Similarly, retrofitting an existing system to segment specific irrigation may rely heavily on the utilization of electronic controls. Such approach usually requires a complete replacement of existing valves and tubing elements, in turn, significantly increasing the cost of implementation. The arrangement of conventional segment specific irrigation systems is both, complicated and expensive due to the underground distribution of electrical wiring along the water distribution network. Typically, this power comprises 110 AC, which must be converted into direct current potentials in order to power the communication subsystems of the receivers and the remote controlled valves. Implementing electrical control may also double the number of valves required for directional control within the system. For example, a conventional segment specific system may require four valves for each segment in order to direct the water flow between individual segments. Such implementation is likely to include a set of inlet and outlet valves placed on each end of individual segment, leading to a significant increase in the overall cost.

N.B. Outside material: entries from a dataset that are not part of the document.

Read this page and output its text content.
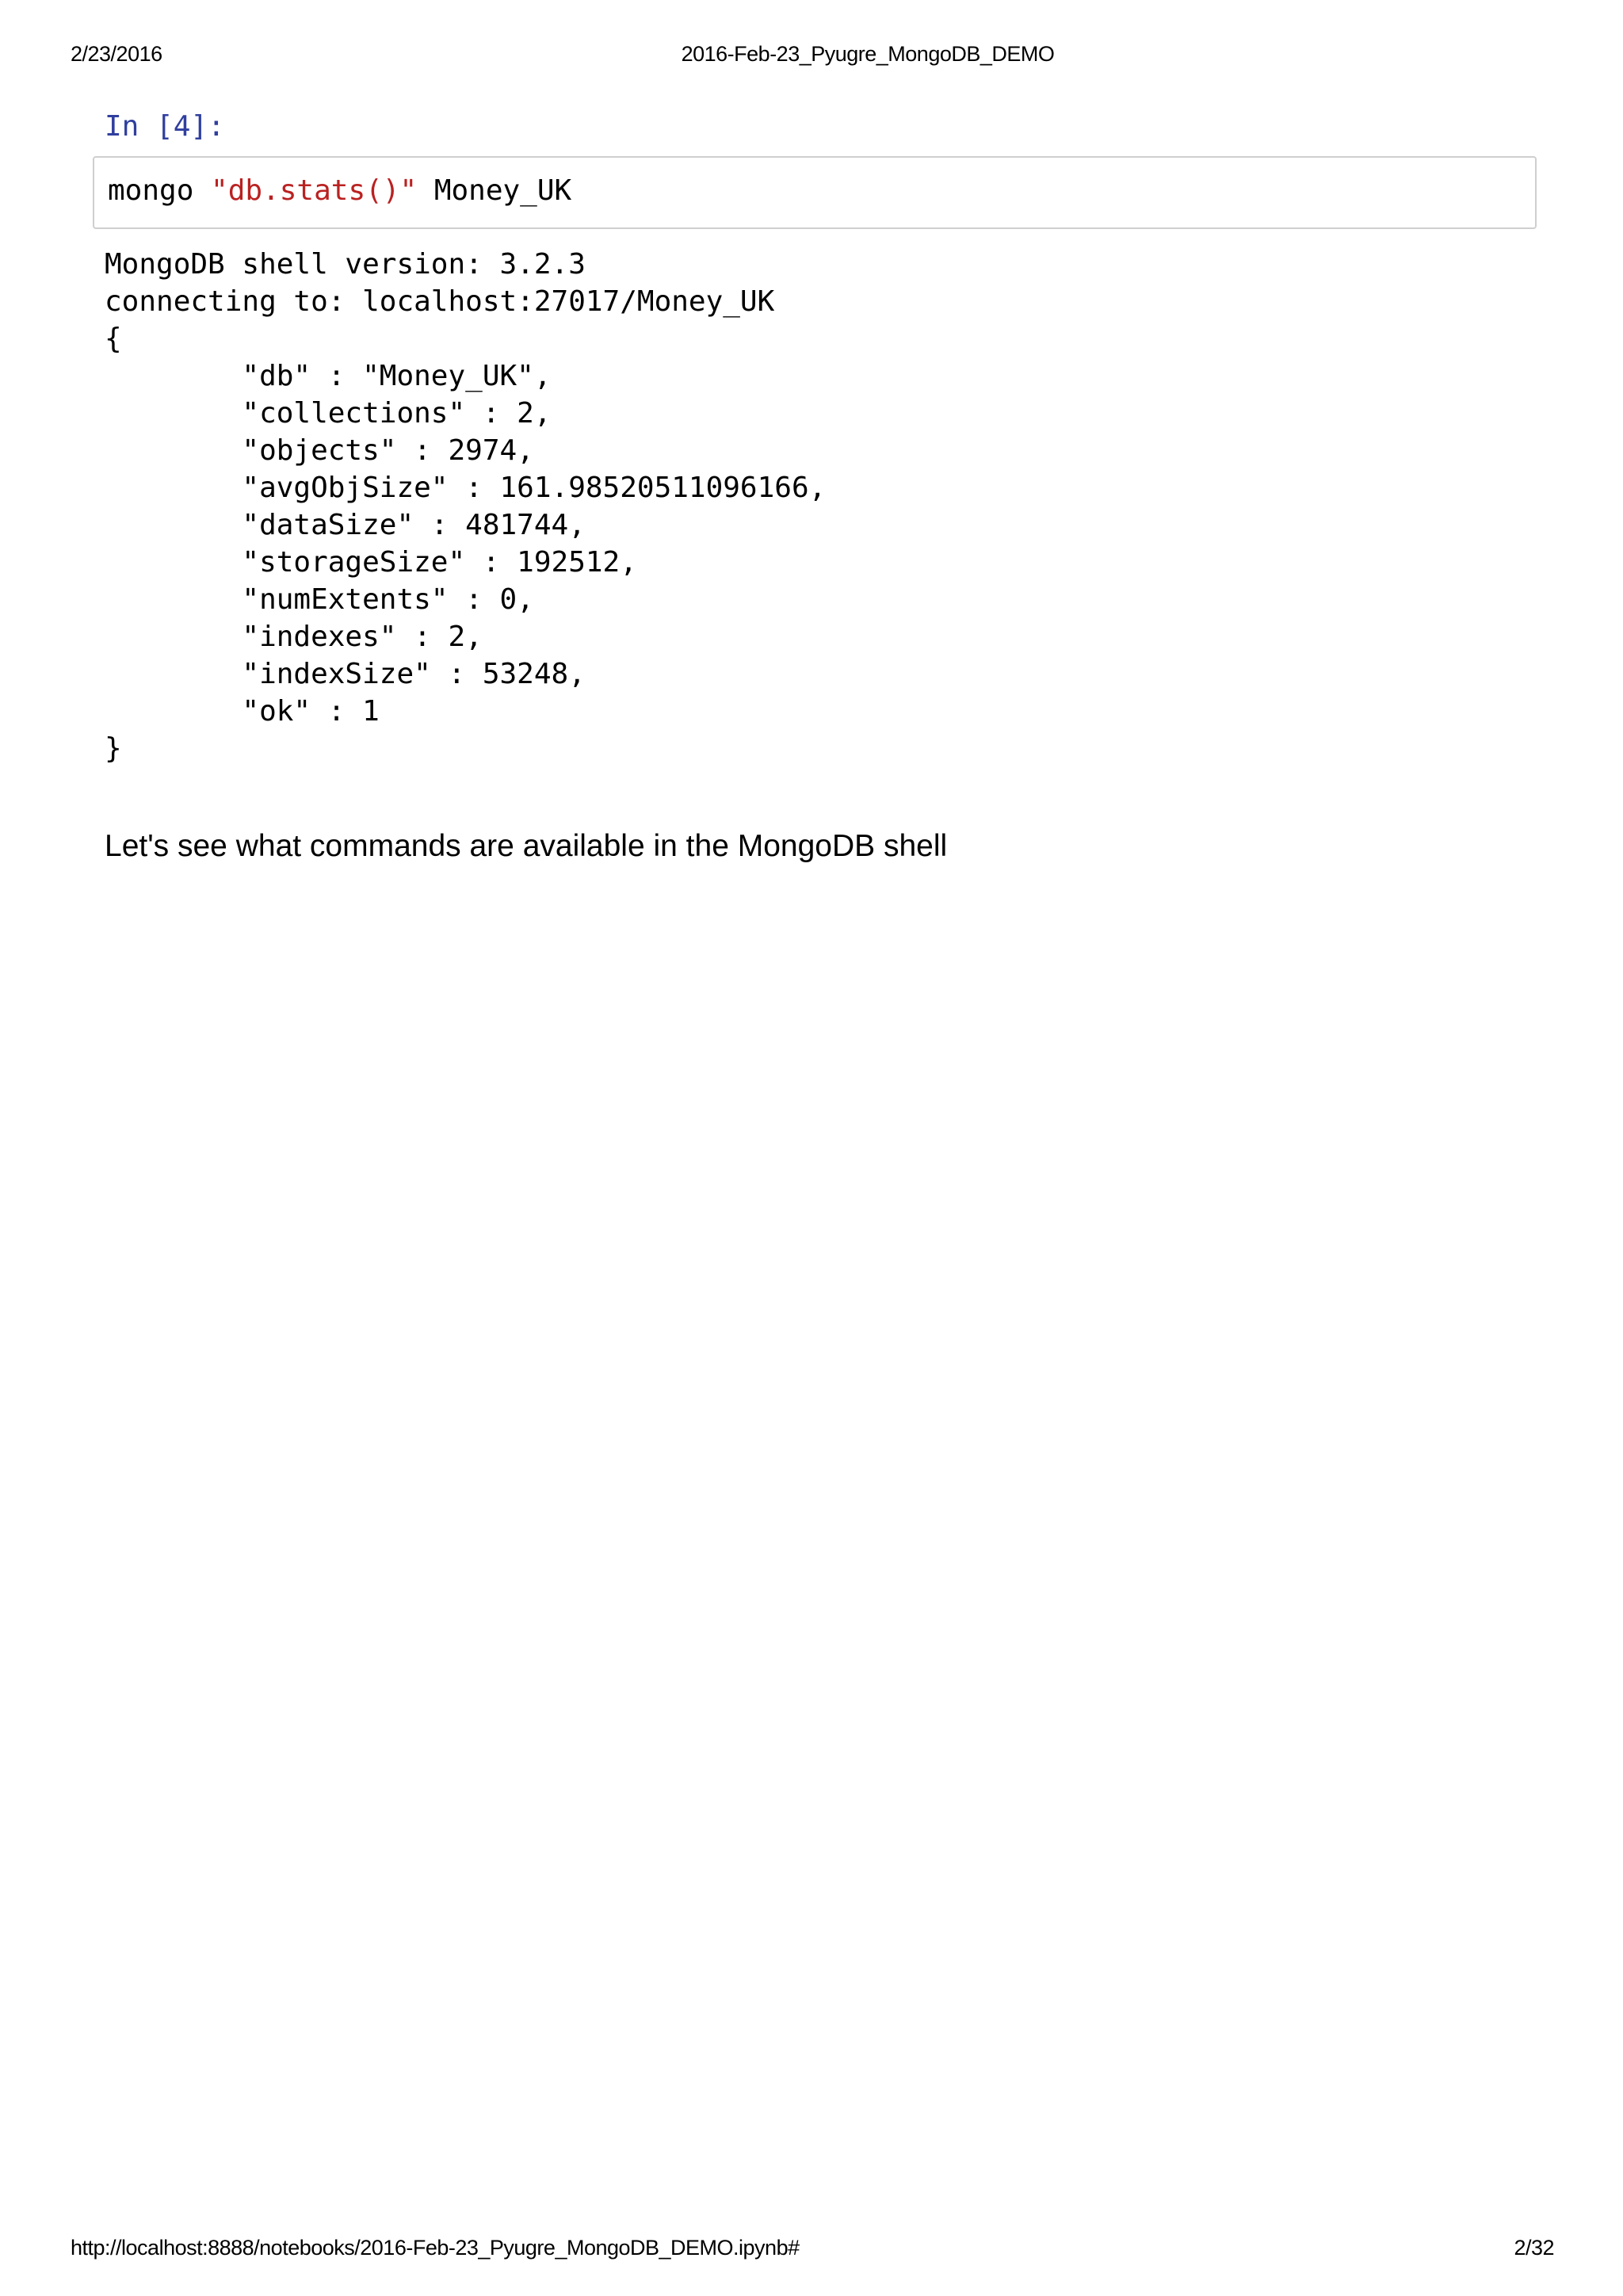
2/23/2016	2016-Feb-23_Pyugre_MongoDB_DEMO
In [4]:
mongo "db.stats()" Money_UK
MongoDB shell version: 3.2.3
connecting to: localhost:27017/Money_UK
{
"db" : "Money_UK",
"collections" : 2,
"objects" : 2974,
"avgObjSize" : 161.98520511096166,
"dataSize" : 481744,
"storageSize" : 192512,
"numExtents" : 0,
"indexes" : 2,
"indexSize" : 53248,
"ok" : 1
}
Let's see what commands are available in the MongoDB shell
http://localhost:8888/notebooks/2016-Feb-23_Pyugre_MongoDB_DEMO.ipynb#	2/32
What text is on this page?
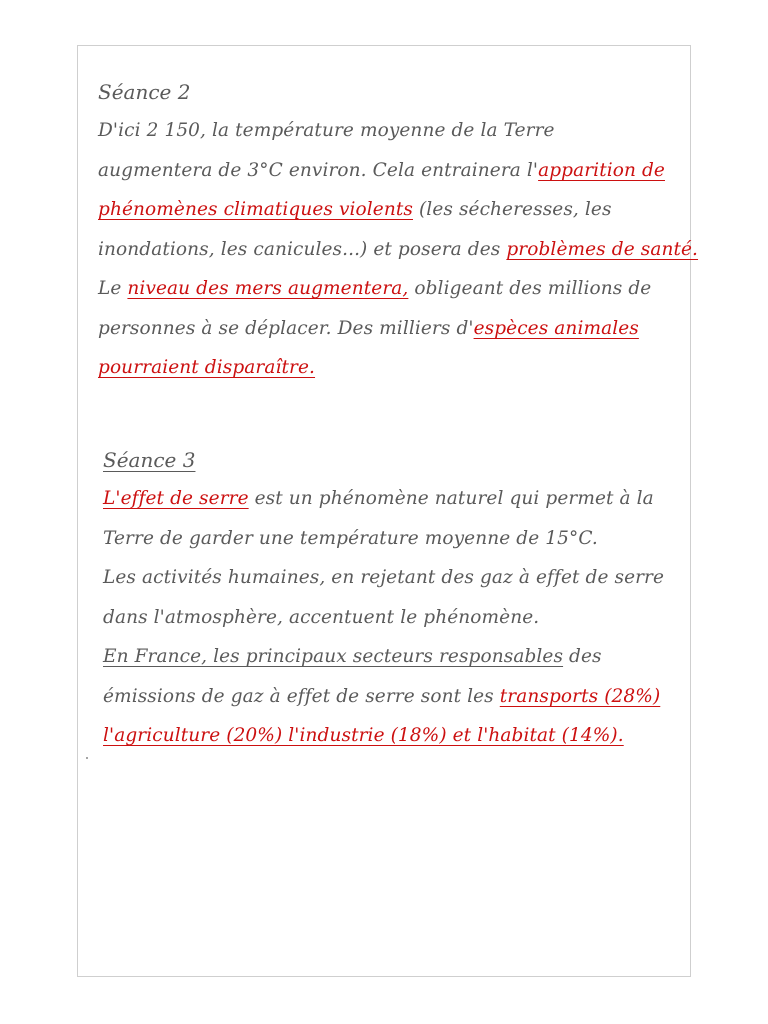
Séance 2
D'ici 2 150, la température moyenne de la Terre
augmentera de 3°C environ. Cela entrainera l'apparition de
phénomènes climatiques violents (les sécheresses, les
inondations, les canicules...) et posera des problèmes de santé.
Le niveau des mers augmentera, obligeant des millions de
personnes à se déplacer. Des milliers d'espèces animales
pourraient disparaître.
Séance 3
L'effet de serre est un phénomène naturel qui permet à la
Terre de garder une température moyenne de 15°C.
Les activités humaines, en rejetant des gaz à effet de serre
dans l'atmosphère, accentuent le phénomène.
En France, les principaux secteurs responsables des
émissions de gaz à effet de serre sont les transports (28%)
l'agriculture (20%) l'industrie (18%) et l'habitat (14%).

Utilization of a segment specific irrigation system on a typical 18 hole golf course may require between 1000 and 1500 remote control valves in order to provide sufficient water delivery. Proper cable installation on such a system may require between 100,000 to 500,000 feet of wire, further increasing the system cost, and complexity of installation.
Due to the limitations of existing systems, various other attempts have been made to provide uniform flow to a specific segment within a system. An alternative approach to segment specific irrigation is the use of porous-wall irrigation tubes. These tubes are particularly implemented in a subterranean use due to their porous properties. The porous sidewalls are not compromised by the presence of mud and dirt, and therefore offer advantages of reduced evaporation losses, and proximity to the roots. However, such porous irrigation tubes also suffer from a pronounced problem of non-uniform flow rates, with greater amounts of water being released towards the higher pressure supply end of the line than the segments towards the end of the system. The difficulty in repairing and maintaining a subterranean system may also serve as a deterrence in implementation of such systems.
There is, therefore, a well defined need in the art for a modular segment specific irrigation system, implementing a manufactured tube structure with less elements while producing relative uniform release of water along the length of the segment, wherein the system can be easily adjusted according to the crop's growth cycle.